Project Euler Problem 19

Ivar Thorson bio photo By Ivar Thorson

Although using Conway’s Doomsday Algorithm is a fun party trick, I tend to hate calendar math. Worse, I hate Mondays too. So I guess this problem wasn’t written for me.

Still, how would we solve Project Euler Problem 19 in Clojure? Two obvious choices present themselves:

  1. Use a Java library that manipulates dates.
  2. Write a quick function by hand.

I chose option #2, although in retrospect #1 would have been a better idea.

(def days-per-mo      [31 28 31 30 31 30 31 31 30 31 30 31])
(def days-per-mo-leap [31 29 31 30 31 30 31 31 30 31 30 31])

(defn leap-year? [y]
  (or (zero? (mod y 400))
      (and (zero? (mod y 4))
           (not (zero? (mod y 100))))))

(defn accum [s]
  "Returns a sequence of the sums of elements up to each element in seq s. "
  (loop [e (first s)
         r (rest s)
         sums [0]]
    (if (nil? e)
      (rest sums)
      (recur (first r) (rest r) (conj sums (+ e (last sums)))))))

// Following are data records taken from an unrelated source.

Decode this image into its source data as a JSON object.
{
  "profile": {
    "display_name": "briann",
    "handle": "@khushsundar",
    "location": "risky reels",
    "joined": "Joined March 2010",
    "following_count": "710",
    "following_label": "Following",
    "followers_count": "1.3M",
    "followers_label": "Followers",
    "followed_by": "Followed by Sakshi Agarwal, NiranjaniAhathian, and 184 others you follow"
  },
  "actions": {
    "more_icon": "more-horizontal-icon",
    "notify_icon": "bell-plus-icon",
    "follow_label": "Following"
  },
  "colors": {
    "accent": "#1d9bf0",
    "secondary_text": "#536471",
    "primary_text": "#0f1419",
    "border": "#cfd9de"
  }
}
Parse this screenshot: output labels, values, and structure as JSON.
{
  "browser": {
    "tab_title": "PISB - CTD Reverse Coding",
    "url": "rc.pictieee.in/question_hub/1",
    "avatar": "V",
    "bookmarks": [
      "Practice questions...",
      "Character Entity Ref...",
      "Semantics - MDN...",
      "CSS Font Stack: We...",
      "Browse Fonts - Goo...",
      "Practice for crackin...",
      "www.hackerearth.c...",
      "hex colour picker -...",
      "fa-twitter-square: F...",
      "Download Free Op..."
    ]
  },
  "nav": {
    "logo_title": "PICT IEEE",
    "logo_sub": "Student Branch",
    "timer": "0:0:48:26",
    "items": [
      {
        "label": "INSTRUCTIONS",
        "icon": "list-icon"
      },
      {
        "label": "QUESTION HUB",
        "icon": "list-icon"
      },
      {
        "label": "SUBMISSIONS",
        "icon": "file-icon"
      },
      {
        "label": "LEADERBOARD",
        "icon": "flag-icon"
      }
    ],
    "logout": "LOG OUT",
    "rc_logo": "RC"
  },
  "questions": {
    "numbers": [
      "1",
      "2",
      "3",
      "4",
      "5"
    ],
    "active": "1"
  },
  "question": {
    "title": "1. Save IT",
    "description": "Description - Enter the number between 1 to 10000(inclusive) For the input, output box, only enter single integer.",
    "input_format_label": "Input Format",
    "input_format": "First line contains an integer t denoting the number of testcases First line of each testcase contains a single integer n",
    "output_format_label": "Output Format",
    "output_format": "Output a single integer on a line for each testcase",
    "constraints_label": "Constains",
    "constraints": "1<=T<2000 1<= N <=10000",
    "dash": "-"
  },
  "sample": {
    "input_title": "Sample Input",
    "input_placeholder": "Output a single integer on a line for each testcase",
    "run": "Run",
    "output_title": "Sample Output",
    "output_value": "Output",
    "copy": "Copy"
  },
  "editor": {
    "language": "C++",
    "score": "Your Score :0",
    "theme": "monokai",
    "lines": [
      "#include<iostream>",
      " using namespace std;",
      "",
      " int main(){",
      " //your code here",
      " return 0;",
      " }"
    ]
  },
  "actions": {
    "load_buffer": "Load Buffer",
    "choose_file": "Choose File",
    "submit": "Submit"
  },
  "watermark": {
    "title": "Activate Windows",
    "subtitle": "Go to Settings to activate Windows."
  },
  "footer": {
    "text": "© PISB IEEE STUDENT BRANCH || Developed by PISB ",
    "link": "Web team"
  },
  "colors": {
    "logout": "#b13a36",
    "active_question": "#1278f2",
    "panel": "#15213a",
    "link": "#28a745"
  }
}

;; Any number with a mod 7 must be a monday, if we start on a monday.
(defn euler-19 []
  (count (filter #(= 0 (mod % 7))
                 (accum (concat [366] ;; First skip the year 1900
                                (mapcat #(if (leap-year? %)
                                           days-per-mo-leap
                                           days-per-mo)
                                        (range 1901 2001)))))))

(euler-19)

I am not actually certain that my hand-rolled solution is actually correct in the implementation (although it gave the correct answer), and prefer gnuvince’s solution posted on clojure-euler to my own.

Can anybody think of a better way to write accum? It looks like a useful function for other problems.